Sonchus arvensis (field sowthistle, creeping sowthistle, marsh sowthistle, moist sowthistle, field milk thistle)

description: perennial

place of origin: Eurasia

urban habitat: common in disturbed areas, rubble dumps, neglected residential and commercial landscapes, minimally maintained parks, pavement openings and cracks, vacant lots, drainage ditches, along highways, railroads, rivers, and lake shores; thrives in full sun.

ecological function: disturbance-adapted colonizer of bare ground; food for wildlife.

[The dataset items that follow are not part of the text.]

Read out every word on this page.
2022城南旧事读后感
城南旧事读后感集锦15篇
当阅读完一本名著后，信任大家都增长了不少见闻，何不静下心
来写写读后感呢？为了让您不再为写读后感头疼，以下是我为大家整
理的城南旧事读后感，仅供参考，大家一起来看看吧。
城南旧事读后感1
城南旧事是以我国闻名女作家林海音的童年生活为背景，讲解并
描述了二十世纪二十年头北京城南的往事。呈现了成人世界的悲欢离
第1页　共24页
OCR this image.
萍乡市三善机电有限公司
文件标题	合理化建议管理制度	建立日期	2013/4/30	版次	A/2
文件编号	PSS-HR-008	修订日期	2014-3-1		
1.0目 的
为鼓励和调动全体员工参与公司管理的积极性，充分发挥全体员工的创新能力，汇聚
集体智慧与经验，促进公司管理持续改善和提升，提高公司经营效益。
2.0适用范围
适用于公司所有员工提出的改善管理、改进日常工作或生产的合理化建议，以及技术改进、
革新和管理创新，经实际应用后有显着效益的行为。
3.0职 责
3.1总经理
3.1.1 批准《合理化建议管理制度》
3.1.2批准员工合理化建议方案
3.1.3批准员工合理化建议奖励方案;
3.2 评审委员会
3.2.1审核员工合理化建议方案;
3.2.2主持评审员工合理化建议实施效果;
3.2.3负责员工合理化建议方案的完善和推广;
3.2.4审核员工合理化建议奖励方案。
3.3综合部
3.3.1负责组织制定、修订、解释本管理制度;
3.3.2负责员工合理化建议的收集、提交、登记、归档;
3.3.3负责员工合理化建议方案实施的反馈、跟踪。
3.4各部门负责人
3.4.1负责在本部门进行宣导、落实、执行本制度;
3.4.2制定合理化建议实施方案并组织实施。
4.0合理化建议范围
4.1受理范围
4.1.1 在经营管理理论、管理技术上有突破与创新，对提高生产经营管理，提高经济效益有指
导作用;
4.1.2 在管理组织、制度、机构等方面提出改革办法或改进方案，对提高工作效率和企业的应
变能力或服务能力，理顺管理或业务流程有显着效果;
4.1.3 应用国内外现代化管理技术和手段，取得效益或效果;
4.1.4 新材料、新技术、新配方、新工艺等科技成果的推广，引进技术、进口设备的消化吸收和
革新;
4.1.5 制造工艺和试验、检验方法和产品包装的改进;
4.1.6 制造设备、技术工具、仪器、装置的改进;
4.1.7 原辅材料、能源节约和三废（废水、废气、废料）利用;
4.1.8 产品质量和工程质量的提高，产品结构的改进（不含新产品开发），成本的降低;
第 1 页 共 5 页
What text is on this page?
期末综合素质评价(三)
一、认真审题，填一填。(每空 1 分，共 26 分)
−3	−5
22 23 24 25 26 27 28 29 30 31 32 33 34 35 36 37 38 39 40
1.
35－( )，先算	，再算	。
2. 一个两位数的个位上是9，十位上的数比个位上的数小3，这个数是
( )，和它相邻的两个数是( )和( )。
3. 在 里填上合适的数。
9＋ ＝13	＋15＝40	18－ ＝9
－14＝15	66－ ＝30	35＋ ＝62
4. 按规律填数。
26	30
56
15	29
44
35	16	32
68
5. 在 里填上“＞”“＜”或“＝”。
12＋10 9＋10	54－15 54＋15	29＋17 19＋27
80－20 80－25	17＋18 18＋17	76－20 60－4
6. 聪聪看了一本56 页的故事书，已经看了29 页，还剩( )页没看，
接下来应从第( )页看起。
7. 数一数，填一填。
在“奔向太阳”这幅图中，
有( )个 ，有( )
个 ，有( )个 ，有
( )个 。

history: Sonchus arvensis was first reported seen in North America in 1814 in Pennsylvania. The common name sowthistle refers to its attractiveness to pigs. It ranges throughout most of the US and Canada, where it is commonly considered to be a noxious weed. The roots of the plant have been used medicinally in Europe and by Native Americans to treat asthma, coughs, and as a sedative. The leaves applied as a poultice has been found to reduce inflammatory swelling. The leaves and contain many nutrients and can be consumed as salad greens or cooked like spinach. Its cooked stems are similar to asparagus or rhubarb. Its roasted root can be used as a coffee substitute. The Maoris of New Zealand cultivate this plant for its edible leaves. The plant is also said to have insecticidal properties.